The Animated Series won Star Trek's first Emmy Award on May 15, 1975.[citation needed] The Animated Series briefly returned to television in the mid-1980s on the children's cable network Nickelodeon. Nickelodeon parent Viacom would purchase Paramount in 1994; in the early 1990s, the Sci-Fi Channel also began rerunning TAS. The complete series was also released on Laserdisc format during the 1980s.[33] The complete series was first released in the United States on eleven volumes of VHS tapes in 1989. All 22 episodes were released on DVD in 2006.
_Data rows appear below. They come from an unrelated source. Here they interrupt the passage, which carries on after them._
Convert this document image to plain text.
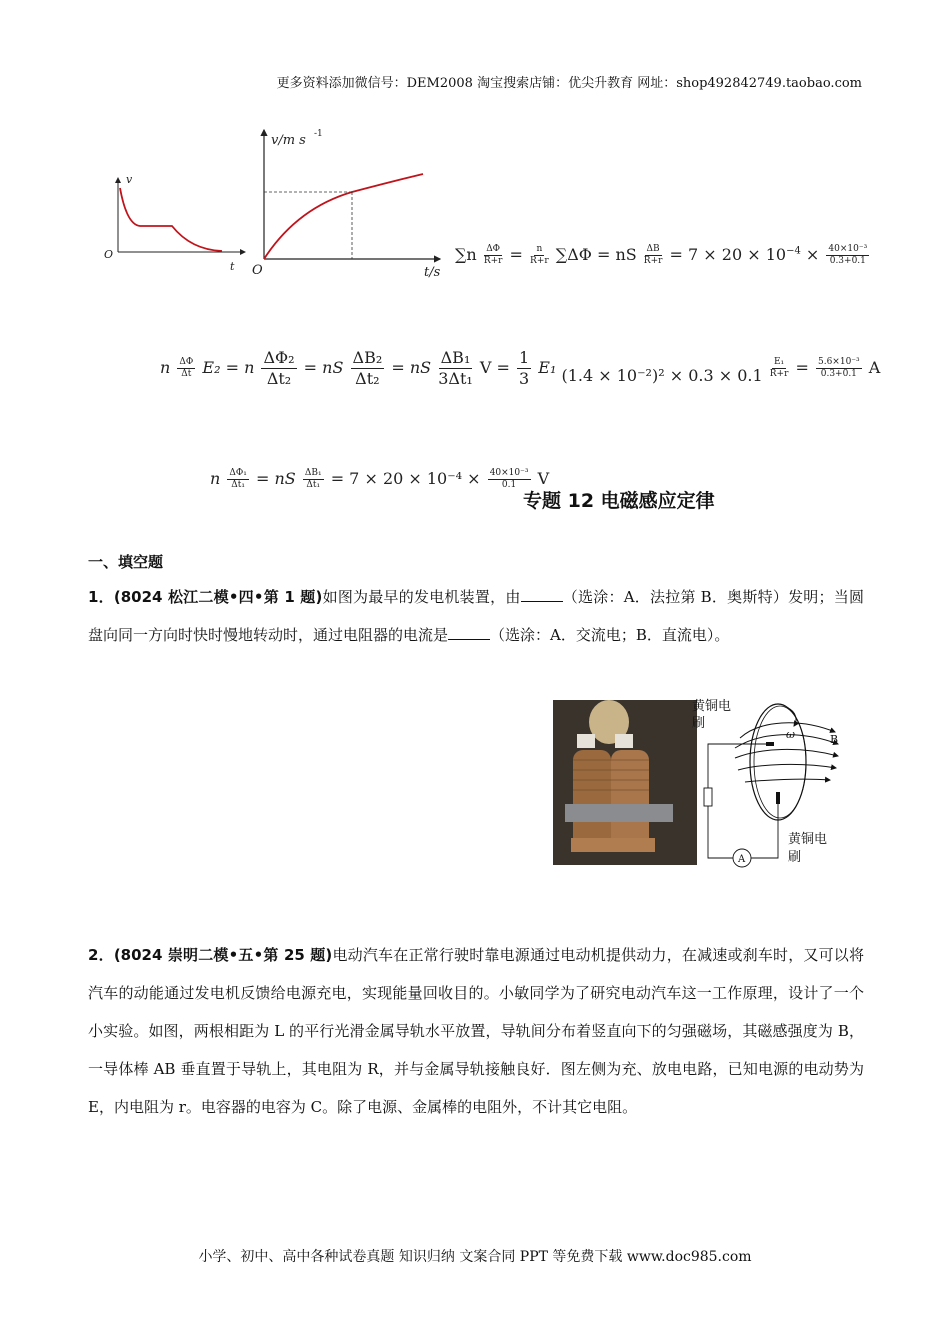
更多资料添加微信号：DEM2008 淘宝搜索店铺：优尖升教育 网址：shop492842749.taobao.com
小学、初中、高中各种试卷真题 知识归纳 文案合同 PPT 等免费下载 www.doc985.com
v
t
O
v/m s -1
t/s
O
$\sum n \frac{\Delta\Phi}{R+r} = \frac{n}{R+r} \sum\Delta\Phi$ = nS $\frac{\Delta B}{R+r} = 7 \times 20 \times 10^{-4} \times \frac{\text{40×10⁻³}}{0.3+0.1}$
n $\frac{\Delta\Phi}{\Delta t} E_2 = n \frac{\text{ΔΦ₂}}{\text{Δt₂}}$ = nS $\frac{\text{ΔB₂}}{\text{Δt₂}}$ = nS $\frac{\text{ΔB₁}}{\text{3Δt₁}}$ $V = \frac{1}{3} E_1$ $(1.4 \times 10^{-2})^2 \times 0.3 \times 0.1 \frac{\text{E₁}}{R+r} = \frac{\text{5.6×10⁻³}}{0.3+0.1}$ A
n $\frac{\text{ΔΦ₁}}{\text{Δt₁}}$ = nS $\frac{\text{ΔB₁}}{\text{Δt₁}} = 7 \times 20 \times 10^{-4} \times \frac{\text{40×10⁻³}}{0.1}$ V
专题 12 电磁感应定律
一、填空题
1．(8024 松江二模•四•第 1 题)如图为最早的发电机装置，由	（选涂：A．法拉第 B．奥斯特）发明；当圆盘向同一方向时快时慢地转动时，通过电阻器的电流是	（选涂：A．交流电；B．直流电）。
A
ω	B
黄铜电
刷
黄铜电
刷
2．(8024 崇明二模•五•第 25 题)电动汽车在正常行驶时靠电源通过电动机提供动力，在减速或刹车时，又可以将汽车的动能通过发电机反馈给电源充电，实现能量回收目的。小敏同学为了研究电动汽车这一工作原理，设计了一个小实验。如图，两根相距为 L 的平行光滑金属导轨水平放置，导轨间分布着竖直向下的匀强磁场，其磁感强度为 B，一导体棒 AB 垂直置于导轨上，其电阻为 R，并与金属导轨接触良好．图左侧为充、放电电路，已知电源的电动势为 E，内电阻为 r。电容器的电容为 C。除了电源、金属棒的电阻外，不计其它电阻。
The series begins in the aftermath of the brutal occupation of the planet Bajor by the imperialistic Cardassians. The liberated Bajoran people ask the United Federation of Planets to help run a Cardassian-built space station, Deep Space Nine, near Bajor. After the Federation takes control of the station, the protagonists of the series discover a uniquely stable wormhole that provides immediate access to the distant Gamma Quadrant making Bajor and the station one of the most strategically important locations in the galaxy.[37] The series chronicles the adventures of the station's crew, led by Commander (later Captain) Benjamin Sisko, played by Avery Brooks, and Major (later Colonel) Kira Nerys, played by Nana Visitor. Recurring plot elements include the repercussions of the Cardassian occupation of Bajor, Sisko's role as a figure in Bajoran religious prophecy, and in later seasons a war with an empire from the Gamma Quadrant known as the Dominion.